Premières des adaptations auxquelles sut procéder Geoffroy de Montalembert : la capacité, induite par la culture démocratique, de faire face aux revers en ne refusant pas de venir ou de revenir devant les électeurs, seuls légitimes à octroyer tout pouvoir. C’est ainsi qu’il voulut, en 1925 et avec succès, reprendre la mairie d’Annappes aux adversaires de son père qui l’avaient emportée en 1919. Mais, dès le début des années 1930, il lui apparut qu’une carrière politique plus large dans la banlieue lilloise était quasi impossible en raison des progrès de la gauche. Geoffroy de Montalembert décida alors de changer de territoire et de s’implanter au cœur de la Seine-Inférieure, où il possédait un autre domaine foncier. Il y fut élu maire en 1935, puis député l’année suivante, au terme d’une lutte électorale difficile. Aux antipodes de l’attitude « de roi en exil » de son père, il mena et emporta le débat de validation de son élection.
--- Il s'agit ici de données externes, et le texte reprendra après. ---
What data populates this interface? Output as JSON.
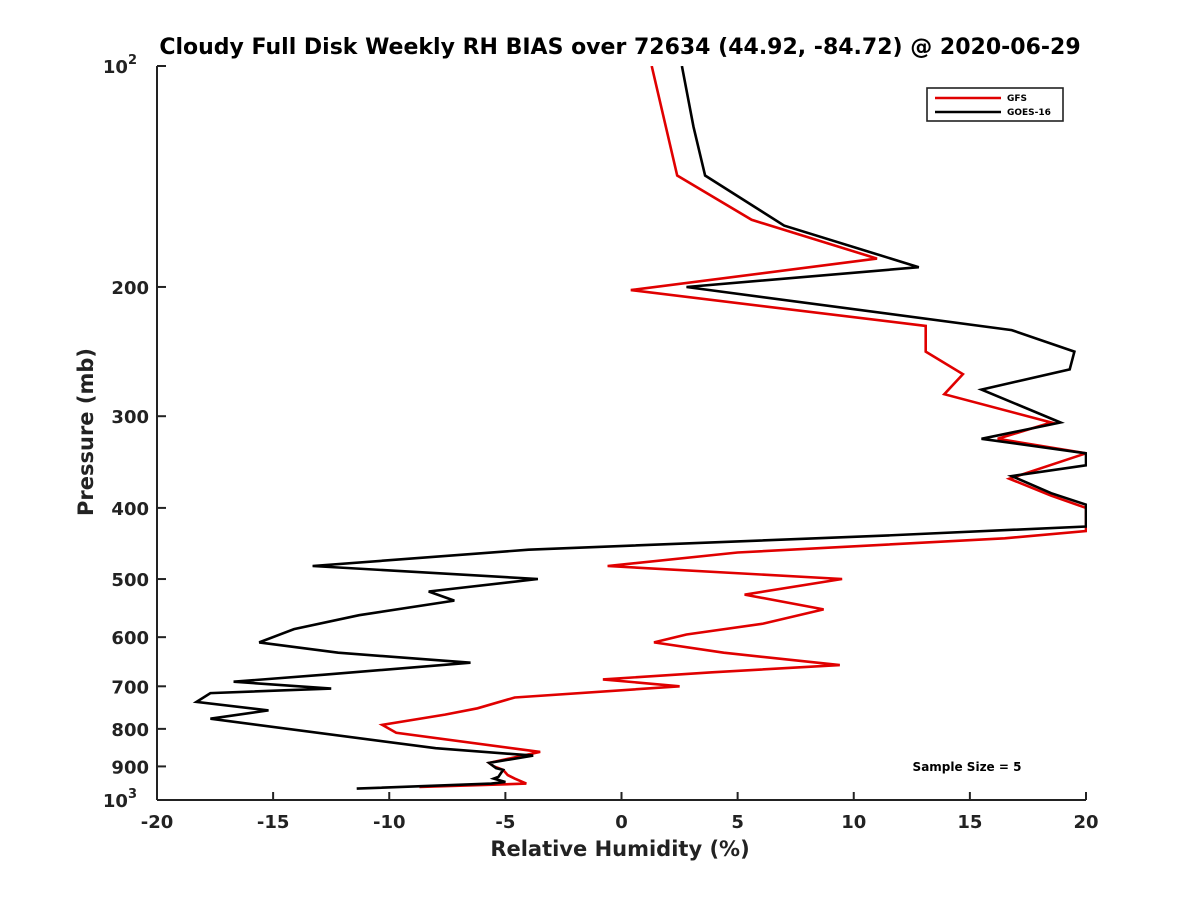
{
  "chart_data": {
    "type": "line",
    "title": "Cloudy Full Disk Weekly RH BIAS over 72634 (44.92, -84.72) @ 2020-06-29",
    "xlabel": "Relative Humidity (%)",
    "ylabel": "Pressure (mb)",
    "xlim": [
      -20,
      20
    ],
    "ylim": [
      1000,
      100
    ],
    "y_scale": "log",
    "y_reversed": true,
    "grid": false,
    "legend_position": "top-right",
    "x_ticks": [
      -20,
      -15,
      -10,
      -5,
      0,
      5,
      10,
      15,
      20
    ],
    "x_tick_labels": [
      "-20",
      "-15",
      "-10",
      "-5",
      "0",
      "5",
      "10",
      "15",
      "20"
    ],
    "y_ticks": [
      1000,
      900,
      800,
      700,
      600,
      500,
      400,
      300,
      200,
      100
    ],
    "y_tick_labels": [
      {
        "base": "10",
        "exp": "3"
      },
      {
        "base": "900",
        "exp": ""
      },
      {
        "base": "800",
        "exp": ""
      },
      {
        "base": "700",
        "exp": ""
      },
      {
        "base": "600",
        "exp": ""
      },
      {
        "base": "500",
        "exp": ""
      },
      {
        "base": "400",
        "exp": ""
      },
      {
        "base": "300",
        "exp": ""
      },
      {
        "base": "200",
        "exp": ""
      },
      {
        "base": "10",
        "exp": "2"
      }
    ],
    "annotation": "Sample Size = 5",
    "series": [
      {
        "name": "GFS",
        "color": "#e00000",
        "points": [
          [
            1.3,
            100
          ],
          [
            2.4,
            141
          ],
          [
            5.6,
            162
          ],
          [
            11,
            183
          ],
          [
            0.4,
            202
          ],
          [
            13.1,
            226
          ],
          [
            13.1,
            245
          ],
          [
            14.7,
            263
          ],
          [
            13.9,
            280
          ],
          [
            18.5,
            306
          ],
          [
            16.2,
            322
          ],
          [
            20,
            337
          ],
          [
            16.7,
            365
          ],
          [
            18.5,
            385
          ],
          [
            20,
            400
          ],
          [
            20,
            430
          ],
          [
            16.5,
            440
          ],
          [
            5,
            460
          ],
          [
            -0.6,
            480
          ],
          [
            9.5,
            500
          ],
          [
            5.3,
            525
          ],
          [
            8.7,
            550
          ],
          [
            6.1,
            575
          ],
          [
            2.8,
            595
          ],
          [
            1.4,
            610
          ],
          [
            4.4,
            630
          ],
          [
            9.4,
            655
          ],
          [
            3.9,
            670
          ],
          [
            -0.8,
            685
          ],
          [
            2.5,
            700
          ],
          [
            -4.6,
            725
          ],
          [
            -6.2,
            750
          ],
          [
            -7.6,
            765
          ],
          [
            -10.3,
            790
          ],
          [
            -9.7,
            810
          ],
          [
            -3.5,
            860
          ],
          [
            -5.7,
            890
          ],
          [
            -5.5,
            900
          ],
          [
            -5.1,
            910
          ],
          [
            -4.9,
            925
          ],
          [
            -4.6,
            935
          ],
          [
            -4.1,
            950
          ],
          [
            -8.7,
            960
          ]
        ]
      },
      {
        "name": "GOES-16",
        "color": "#000000",
        "points": [
          [
            2.6,
            100
          ],
          [
            3.1,
            121
          ],
          [
            3.6,
            141
          ],
          [
            7,
            165
          ],
          [
            12.8,
            188
          ],
          [
            2.8,
            200
          ],
          [
            16.8,
            229
          ],
          [
            19.5,
            245
          ],
          [
            19.3,
            259
          ],
          [
            15.5,
            276
          ],
          [
            18.9,
            306
          ],
          [
            15.5,
            322
          ],
          [
            20,
            337
          ],
          [
            20,
            350
          ],
          [
            16.8,
            362
          ],
          [
            18.5,
            382
          ],
          [
            20,
            396
          ],
          [
            20,
            424
          ],
          [
            11.5,
            436
          ],
          [
            -4,
            456
          ],
          [
            -13.3,
            480
          ],
          [
            -3.6,
            500
          ],
          [
            -8.3,
            520
          ],
          [
            -7.2,
            535
          ],
          [
            -11.3,
            560
          ],
          [
            -14.1,
            585
          ],
          [
            -15.6,
            610
          ],
          [
            -12.2,
            630
          ],
          [
            -6.5,
            650
          ],
          [
            -12.8,
            675
          ],
          [
            -16.7,
            690
          ],
          [
            -12.5,
            705
          ],
          [
            -17.7,
            715
          ],
          [
            -18.3,
            735
          ],
          [
            -15.2,
            755
          ],
          [
            -17.7,
            775
          ],
          [
            -8,
            850
          ],
          [
            -3.8,
            870
          ],
          [
            -5.7,
            890
          ],
          [
            -5.4,
            905
          ],
          [
            -5.1,
            910
          ],
          [
            -5.3,
            930
          ],
          [
            -5.5,
            935
          ],
          [
            -5.0,
            945
          ],
          [
            -5.6,
            950
          ],
          [
            -11.4,
            965
          ]
        ]
      }
    ]
  }
}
Aux lendemains de la Second Guerre mondiale, Montalembert sut, encore, surmonter les difficultés. Relevé très tôt de l’inéligibilité qui l’avait touché en raison de son vote le 10 juillet 1940, il était en position de retrouver un siège au Palais-Bourbon. Mais le nouveau mode de scrutin, le découpage en deux circonscriptions de la Seine-Inférieure, dont la limite passait au milieu de celle qui l’avait élue en 1936, le grande nombre de personnalités politiques de poids qui entendaient être en position éligible sur les listes de la droite empêchèrent Montalembert de pouvoir être candidat aux deux constituantes et à la première Assemblée nationale de la nouvelle République. Il sut éviter toute attitude hautaine, attendre que vienne son tour, et en recueillit les fruits en entrant au Conseil de la République en décembre 1946.

De la même manière, trente ans après, lors de la campagne aux élections sénatoriales de septembre 1977 et alors que son siège au Sénat était mis en péril en raison des listes multiples qui se formaient autour de Jean Lecanuet (pour le Centre des démocrates sociaux), d’André Bettencourt (pour le Parti républicain) et d’un proche de Jean-Jacques Servan-Schreiber, Geoffroy de Montalembert aurait pu exiger une meilleure place. En dépit de son ancienneté – en 1959 et en 1968, il se trouvait en deuxième position sur une liste commune avec les Indépendants –. il accepta de discuter avec chacun, puis de prendre la quatrième position sur une liste d’union CDS-PR-RPR. La liste emporta finalement quatre sièges. Il devint ainsi le doyen du Sénat, titre qui assura sa position et sa réélection aux élections sénatoriales suivantes, en 1986.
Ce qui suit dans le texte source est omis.